Providing guidance for mobile apps ensures they’re not orphans in the plethora of advertising and marketing tools used to attract, engage and retain your customers. It’s critical the guidelines are endorsed by the CMO and other key organizational leaders. Once supported the guidelines should be officially disseminated to all teams, agencies and development partners. They should then be reviewed and enforced in all creative reviews and prior to any app release.
Icons and your logo
Integrating your logo into your icon isn’t a requirement for your app. But if you have an easily recognizable logo, it’s a great way to gain immediate recognition from your customers. Google does an excellent job of designing an icon that fits within the construct of an app icon and conveys the meaning simultaneously (hello, Starbucks, Target, Redbox).
Off-brand and one-off madness
Why are some brand’s releasing wildly off-brand and brand-tarnishing apps? Walking Dead Chop Shop by Hyundai is, hands down, one of the worse brand apps I’ve ever seen. Not only is it a poorly made and an utterly un-compelling game but there’s no product info. And there’s no way to request brochure, locate a dealer, schedule a test drive or even link to the Hyundai website.

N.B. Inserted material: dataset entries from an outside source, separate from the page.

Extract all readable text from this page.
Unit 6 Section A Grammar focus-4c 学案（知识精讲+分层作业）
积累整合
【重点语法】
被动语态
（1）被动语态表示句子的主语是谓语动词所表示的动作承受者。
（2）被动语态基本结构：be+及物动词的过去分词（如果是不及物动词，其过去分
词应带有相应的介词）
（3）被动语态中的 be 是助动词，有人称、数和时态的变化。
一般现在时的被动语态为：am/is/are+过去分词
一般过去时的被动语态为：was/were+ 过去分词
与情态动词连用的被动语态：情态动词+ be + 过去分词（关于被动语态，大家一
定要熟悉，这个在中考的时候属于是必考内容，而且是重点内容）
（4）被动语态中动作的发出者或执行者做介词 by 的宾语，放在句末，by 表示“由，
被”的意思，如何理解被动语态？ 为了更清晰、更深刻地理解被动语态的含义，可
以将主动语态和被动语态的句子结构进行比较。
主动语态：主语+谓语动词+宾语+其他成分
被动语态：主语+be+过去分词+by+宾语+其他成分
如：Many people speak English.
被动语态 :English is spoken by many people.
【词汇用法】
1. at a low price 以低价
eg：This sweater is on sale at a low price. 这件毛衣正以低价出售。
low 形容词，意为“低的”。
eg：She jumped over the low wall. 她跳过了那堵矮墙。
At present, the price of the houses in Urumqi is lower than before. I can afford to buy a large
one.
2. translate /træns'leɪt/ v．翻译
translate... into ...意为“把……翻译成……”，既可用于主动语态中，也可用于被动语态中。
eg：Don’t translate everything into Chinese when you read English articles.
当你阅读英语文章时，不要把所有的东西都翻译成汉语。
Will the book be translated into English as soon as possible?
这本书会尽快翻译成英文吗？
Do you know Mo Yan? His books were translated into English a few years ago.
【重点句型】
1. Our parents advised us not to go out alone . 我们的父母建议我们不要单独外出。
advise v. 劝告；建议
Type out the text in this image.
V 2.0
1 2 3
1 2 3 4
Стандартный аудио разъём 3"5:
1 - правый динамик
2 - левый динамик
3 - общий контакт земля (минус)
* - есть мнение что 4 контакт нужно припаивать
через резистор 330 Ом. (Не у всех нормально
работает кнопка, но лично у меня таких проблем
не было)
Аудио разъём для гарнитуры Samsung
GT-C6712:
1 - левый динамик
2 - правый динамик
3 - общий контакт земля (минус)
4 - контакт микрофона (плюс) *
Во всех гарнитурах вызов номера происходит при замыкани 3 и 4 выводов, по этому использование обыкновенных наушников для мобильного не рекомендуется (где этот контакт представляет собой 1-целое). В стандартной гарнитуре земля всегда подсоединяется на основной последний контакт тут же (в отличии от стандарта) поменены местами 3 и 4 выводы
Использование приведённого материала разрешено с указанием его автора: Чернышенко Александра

There is also a host of odd, one-off apps from brands that sponsor events and partner regularly with other brands. I strongly recommend against releasing these awkward, event-specific apps. It takes a lot of marketing time and money to drive installs, and apps best serve long-term lower funnel customers. I recommend removing these apps from the stores and diverting events based marketing to other channels. If there is a compelling reason to make a limited time app (We made one for the Oscars with a $1 million contest) then it’s essential that this app get removed from the store the day the event expires.